Florida born and raised, Charleen lived in several towns, moving with her mother’s job of picking and packing sugar cane and mangoes.
With her mom’s marriage, they settled in Mt. Dora, where Charleen graduated high school. She also started hanging around with the wrong crowd, became addicted to drugs, and got in trouble with the law.
The judge thought she’d do better in another locale, with a different crowd of people, and she moved to Apopka to live with her uncle. All was good until she resumed her drug habit. For the very first time, however, Charleen “started thinking about how the drugs were affecting others.”
Perhaps, she thought, because her upbringing was beginning to have an effect. “My grandfather was a pastor and my mother was a ‘prayer warrior,’” she explains. “I had a personal relationship with God, but I strayed.”
Two promises helped her get serious about living a clean and sober life. Her mother, who was raising one of Charleen’s two daughters, got very sick. Just before she died, “I made a promise to her that I’d change my life,” Charleen says. She succeeded for a year, but went back to her addictions after her dad and only sister passed away within a month of each other.
When her older daughter got pregnant, Charleen made the second pledge, one that has since been tested yet guides her sobriety to this day. “I wanted a granddaughter named Serenity,” she remembers. “I made a promise to her that if she’d name the baby Serenity, I would stop drinking and drugging. Serenity will be six years old in January and I’ve been clean and sober for six years!”
Charleen’s housing situation wasn’t as positive. Living in fear with an abusive partner, in a place with no electricity, she landed beaten-up in the hospital with no safe place to call home. Through a fortunate merging of her knowledge of the Pathlight HOME Safe Haven Program at Maxwell Garden, a caring doctor, a police report, Maxwell Garden staff and an available unit, Charleen moved in and finally felt safe. She also worked hard on her sobriety.

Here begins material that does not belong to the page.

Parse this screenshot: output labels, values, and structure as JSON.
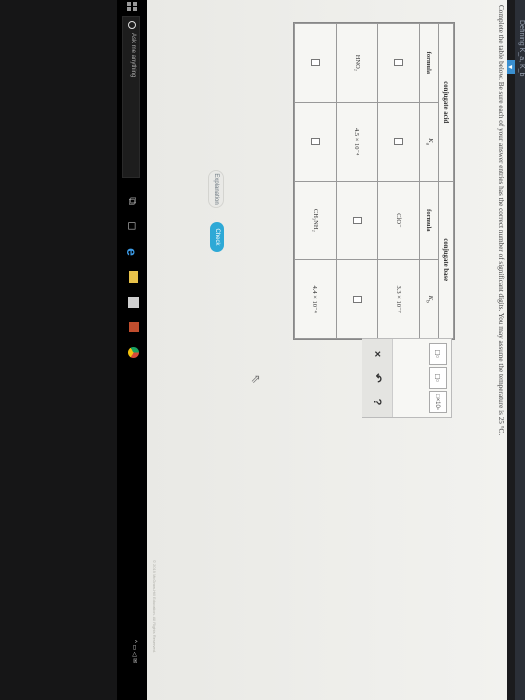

Relationship issues resulted in Charleen leaving the program after a year. “It was a challenge, but I stayed clean, sober and prayed-up,” she says of the resulting disappointment. She stayed with a friend and then her ex-boyfriend’s family, yet was not comfortable doing so.
As one who always worked, primarily in food service and labor pool jobs, Charleen landed a job in a plant nursery and persuaded them to hire her daughter as well. When the housing situation came down to the two adults and Serenity living in a truck, they visited Maxwell Garden, to see if units were available. Thankfully, a unit was available for her daughter and Serenity; one for Carleen followed shortly.
With the foliage season over, Charleen was laid off. Her next year-long job as a hotel housekeeper was near home, but business got slow. Through a job fair, she landed a cook position quite far from Maxwell Garden.
After months of taking long rides on public transportation at odd hours, and at times spending precious money for a ride service, she asked for a transfer. The only available position was even further away in Kissimmee. She prayed for an opportunity nearer to her Maxwell Garden home and was finally hired at a nearby McDonald’s, but then, “They cut me to one day! How do you live?”
“I was a damsel in distress,” she laments, yet knew, “God hasn’t failed me yet!” That’s when there was a part-time opening at Sobik’s Subs (at Maxwell Garden) for someone experienced in food and customer service, with a solid work ethic, who would be there on time. Since she lives at the property, gets along with people and knew Sobik’s Manager, Barbara, Charleen prayed this one of Pathlight HOME’s Social Enterprise Programs could be her answer. She asked Barbara if she’d, “Try me for 90 days.”
It’s now going on three months and Charleen is thrilled to be preparing and serving delicious Sobik’s Subs food to customers, alongside of Barbara.
“I truly consider myself blessed. I’m happier and more content (than ever.) If I was to fail…it will be because of me – not the rain or because I missed the bus.”
…I came from nothing and Pathlight HOME gave me an opportunity to become the independent person I want to be. I look at it as being disciplined…With my transition, I had to discipline myself to stay on the straight and narrow. This is me and my Higher Power…not the drugs!”